蝦夷地北方での津軽藩士大量殉難という葬られた事件、という史実の重みが全編にのしかかる。それを津軽弁の人懐こい響きの軽妙さで、楽しませる。
タイトルの「珈琲法要」という行事が大変面白そうだ。コーヒーのカフェインやポリフェノールが体に効き目があったのかしらん。薬として珍重された。その名残りで、亡くなった藩士たちを珈琲で供養するらしい。せっかくだから、現代の法要の場面から始まって、時代を遡って当時の場面に移ってもらえれば、タイトルの意味がより深くなるのでは。

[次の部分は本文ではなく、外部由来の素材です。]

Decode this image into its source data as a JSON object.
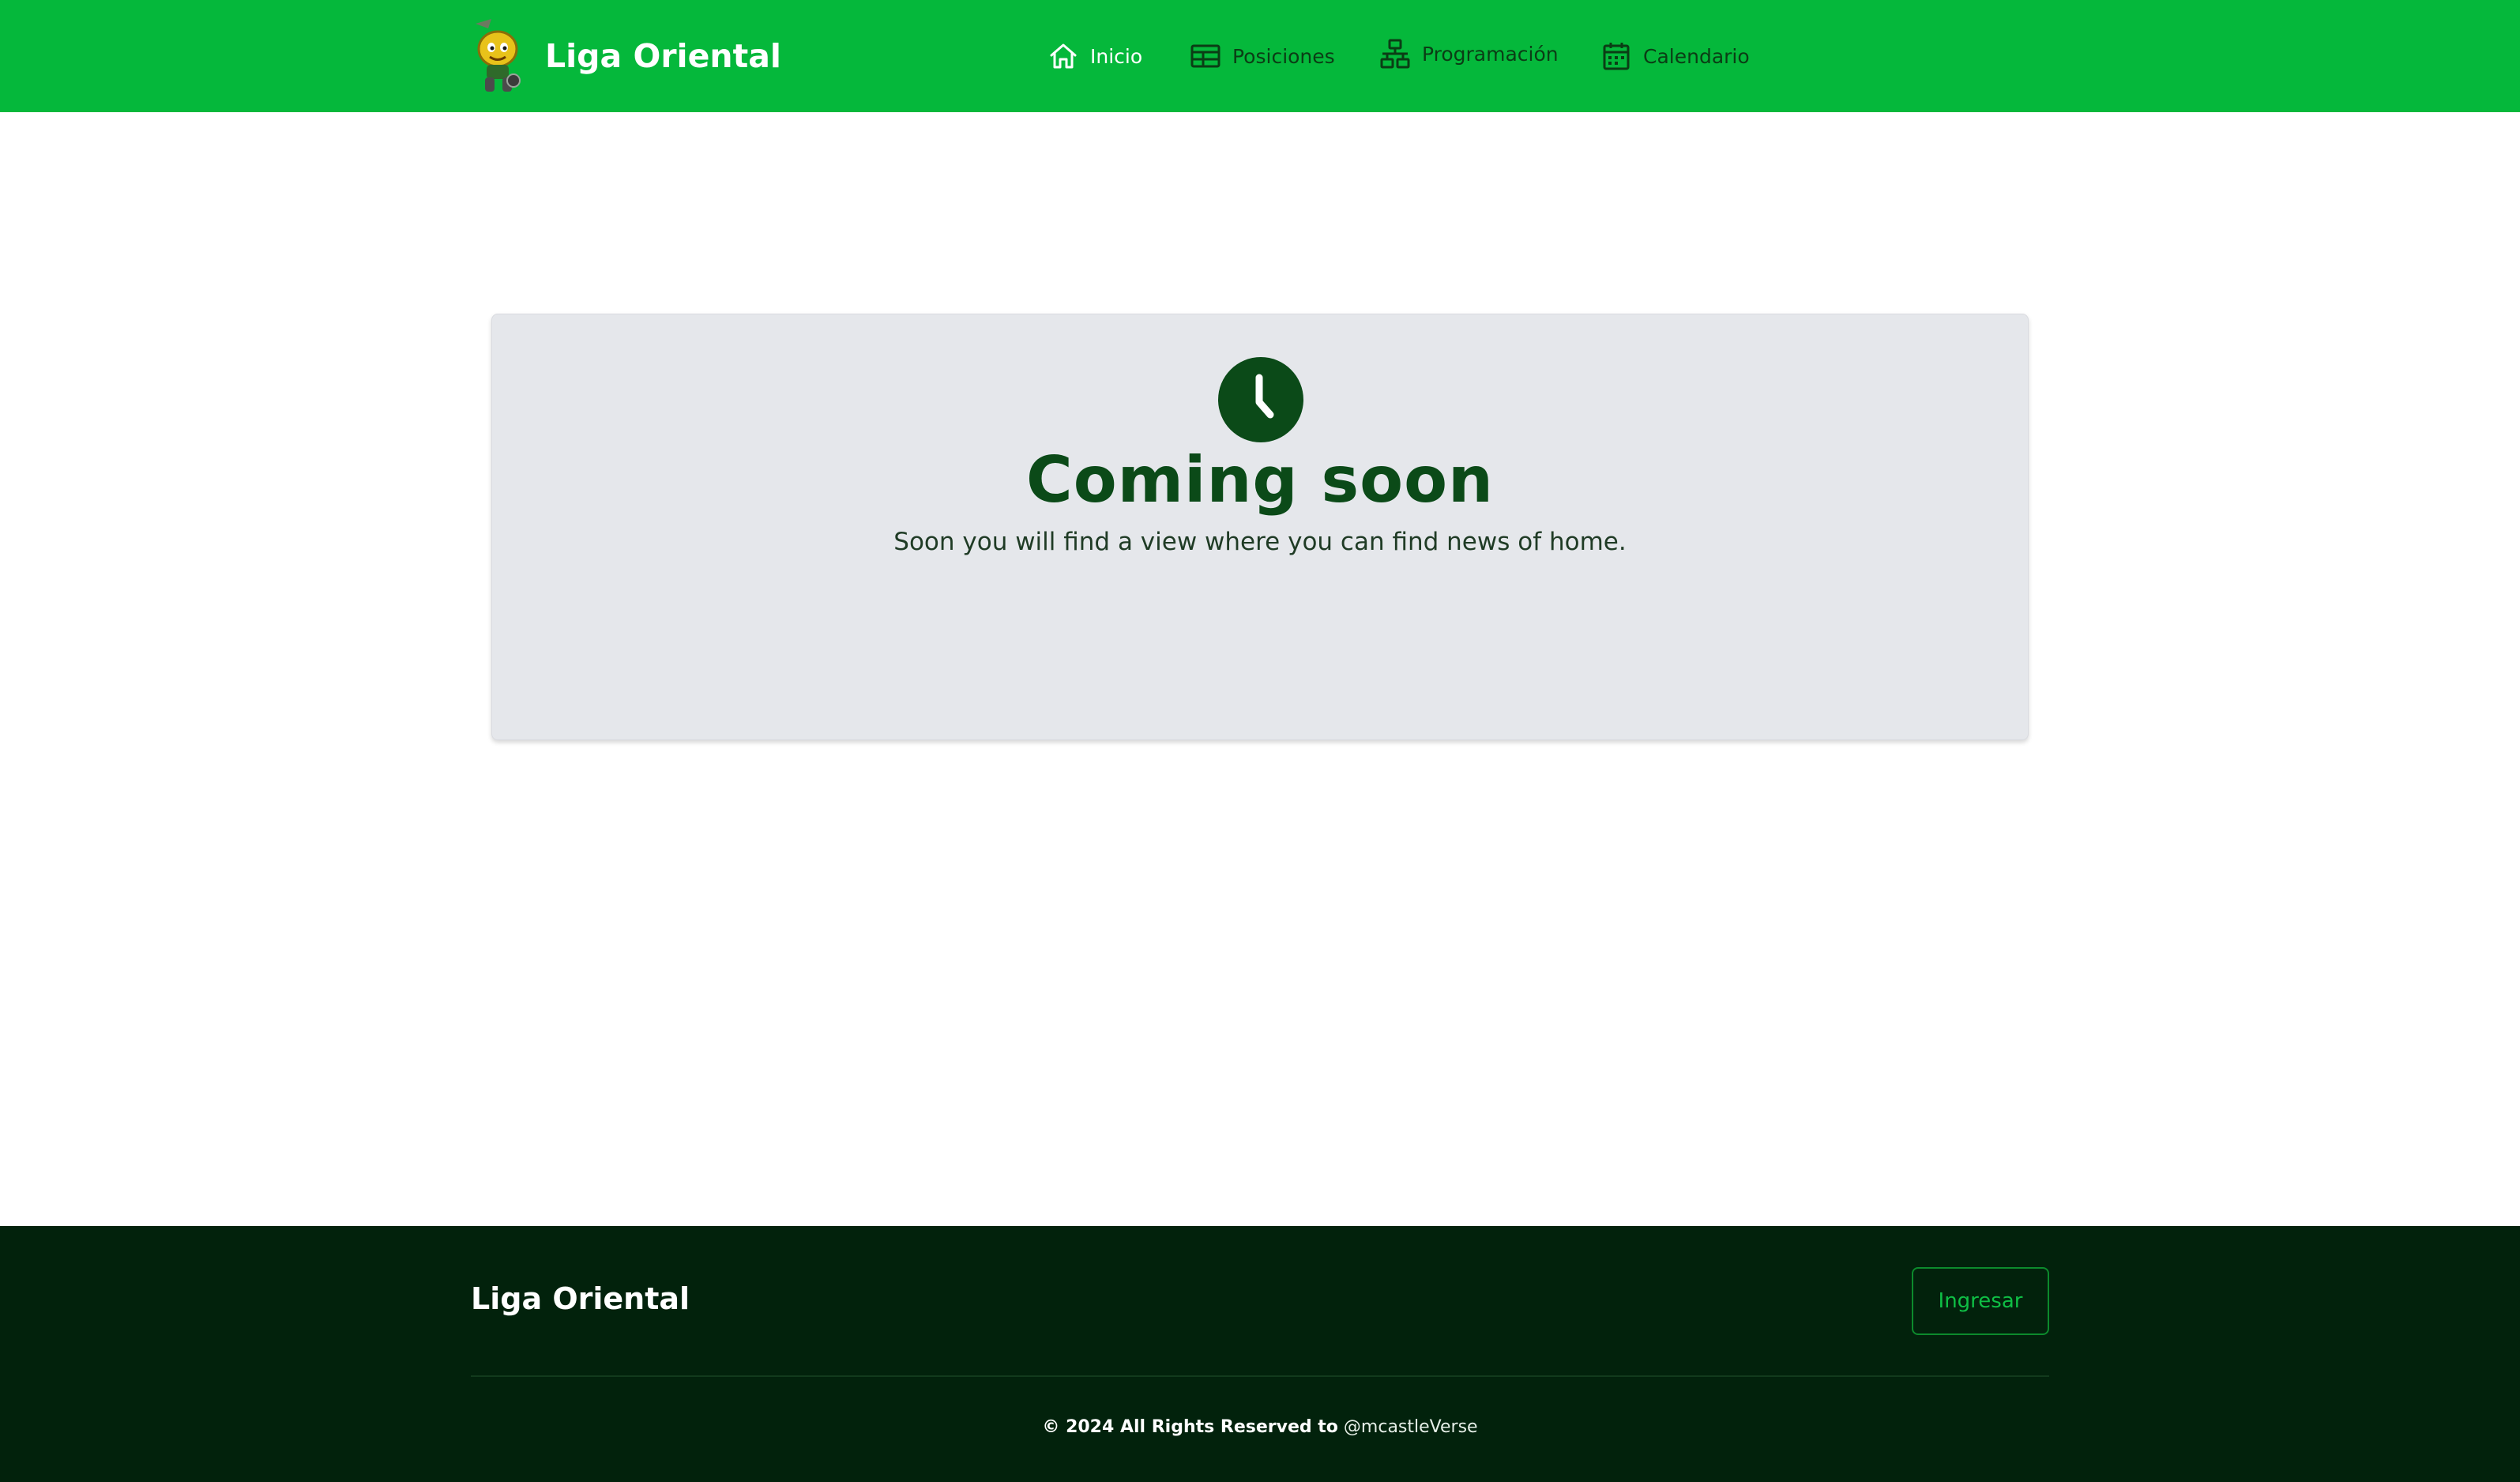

せっかくの面白いタイトルなので、ちょっと勿体無い気がした。
寒さと病に耐える津軽藩士が描かれているが、「辛いけど頑張ってます」というメッセージは有るものの、彼らは何を考え、何を思っていたのか。もちろん、境遇だけでも哀れで涙を誘う。そこに人間としての感情、望郷、家族や初恋や将来への思いなど、現代の私たちと変わらぬ青年たちだったのだと思わせるエピソードがもう少しほしかった。史実の状況再現だけではなく、そこにいつの世も変わらぬ人の思いを見て共感したい。せば、大泣きできたでしょう。

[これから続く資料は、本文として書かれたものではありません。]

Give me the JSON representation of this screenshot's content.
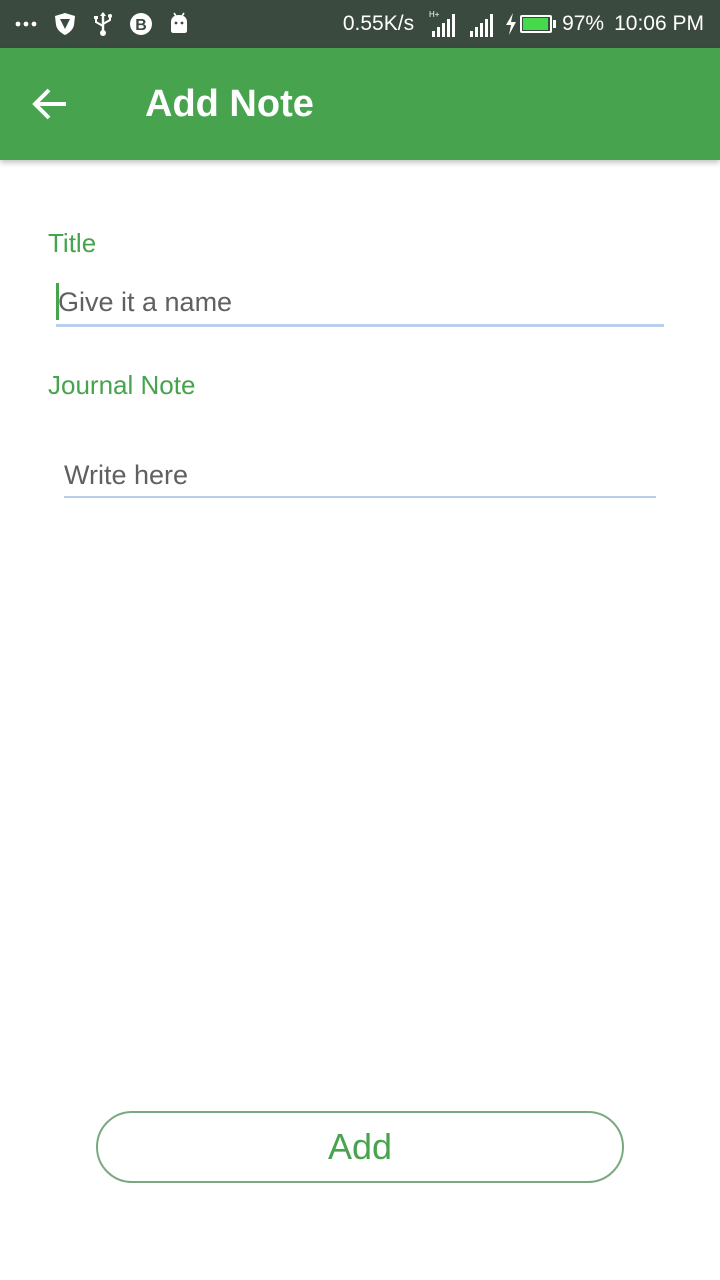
{
  "status_bar": {
    "speed": "0.55K/s",
    "network_type": "H+",
    "battery": "97%",
    "battery_level": 0.97,
    "time": "10:06 PM",
    "icons": [
      "more-dots-icon",
      "shield-icon",
      "usb-icon",
      "b-app-icon",
      "android-icon",
      "signal-icon",
      "charging-icon",
      "battery-icon"
    ]
  },
  "app_bar": {
    "title": "Add Note",
    "back_icon": "arrow-back-icon",
    "color": "#47a34e"
  },
  "form": {
    "title_label": "Title",
    "title_placeholder": "Give it a name",
    "title_value": "",
    "journal_label": "Journal Note",
    "journal_placeholder": "Write here",
    "journal_value": ""
  },
  "actions": {
    "add_label": "Add"
  },
  "colors": {
    "accent": "#47a34e",
    "status_bar": "#3b4a3e",
    "underline": "#b9cdec"
  }
}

唯一大きなドラマ展開は、給仕のアイヌ人女性が、病の藩士を殺そうとする場面だ。アイヌの神について語り、仲良くムックリに興じていた彼女が、「倭人は嫌いだ。家族を殺された」という恨み言の伏線はあるものの、突如病人に馬乗りになって首を絞めるという暴挙。私のアイヌのイメージとはすごい違和感だった。私が目撃証言するなら、打ち解けていたようだったのに豹変したんです、と言うだろう。このアイヌ女性による殺人未遂はどうも後味が悪い。逆に、倭人とは打ち解けずにいやいや給仕していた彼女が、藩士たちの悲惨な状況への哀れみや少し芽生えた友情から、彼らも同じ被害者同士なのだと感じ、倭人への恨みを置き去って懸命に看病してやる、なんていう方が、私の好みである。アイヌの人々にそうあってほしいという私の願望だ。藩士も、「もう俺はダメだ。お前の倭人への恨みを俺で晴らせばいい、殺せ、」くらい言ったらどうじゃろ。
「お上に翻弄される無力な人々」の中に、どんな魂の叫びがあったか。想像力を掻き立てられる作品だ。